新エネルギー・産業技術総合開発機構(NEDO)と東京電機大学は,グループコミュニケーション時の人の表情などの映像や音声,各種センサーによる体の動きなどのデータセット(コーパス)をDVDに収録し,大学や企業の研究機関向けに2月7日より提供を開始した(ニュースリリース)。

NEDOは,2017年度に「次世代人工知能技術の社会実装に関するグローバル研究開発」の先導研究テーマの一つとして,東京電機大学とともに,次世代AIの深層学習のための大量データを収集・整理し,時系列分析技術の確立とデータへの注釈付け(アノテーション)の半自動化を目指したプロジェクトに取り組んでいる。

DVDに収録されているのは,東京電機大学の学生6人による議論2セッション,社会人6人による議論2セッションの合計100分のグループディスカッションに関するコーパス。従来のコーパスは,個人情報保護の観点から個人の顔データを含めることが不可能だったが,今回,実験協力者の同意を得ることで,その課題を解決した。

各ディスカッションには,個人の振る舞いを正面から観察するためのカメラを3台,ディスカッションの様子を俯瞰するカメラを1台,360度のパノラマ画像を撮影するカメラを1台,着座位置・顔の向きを見るためのカメラを天井に1台配置して撮影したほか,ヘッドセットマイクで音声も収録している。

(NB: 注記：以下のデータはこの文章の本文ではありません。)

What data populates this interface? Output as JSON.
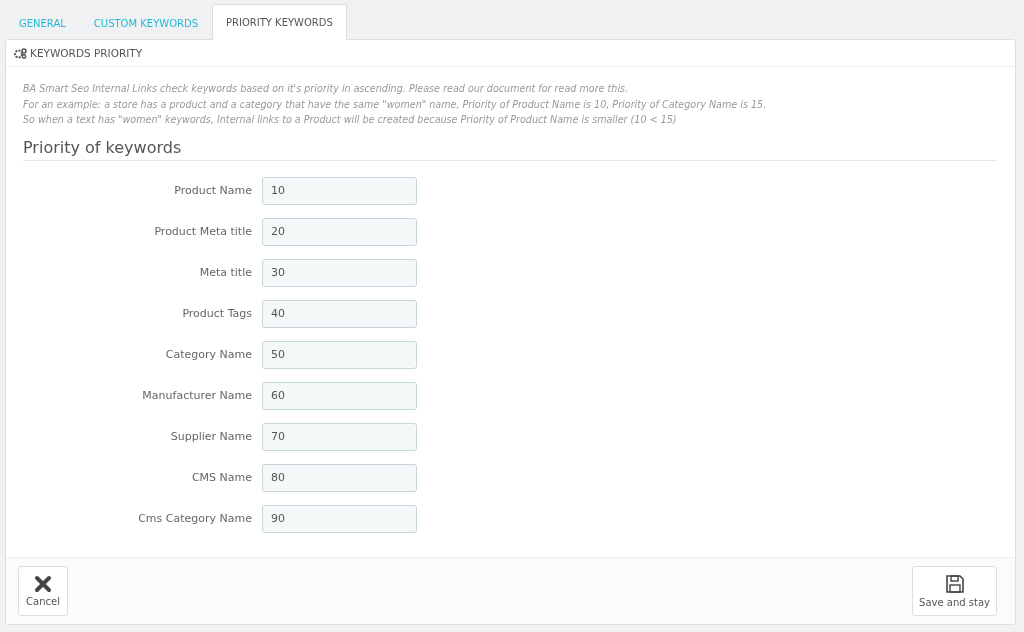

複数のカメラで同時撮影したデータにより,多方向からのコミュニケーション観察が可能であり,音声は個人ごとに収録しているため参加者個々の発言を選択して分析できる。さらに,加速度・角速度センサーを参加者の頭部,胸部,両腕部の計4カ所に装着し,体の動きや姿勢などのデータも収録している。

コーパスには発言,ジェスチャー,視線などの行動に対してのラベル付けがされているため,会話分析にも利用可能。加えて,機械学習を用いた行動認識システムの学習データとしても活用できるという。

コーパスの活用により,コミュニケーション行動をより総合的に解析することが可能となるため,人と人との円滑なコミュニケ—ションを支援する次世代AIの研究開発の加速のほか,人のコミュニケーション能力向上のための研究促進が期待されるとしている。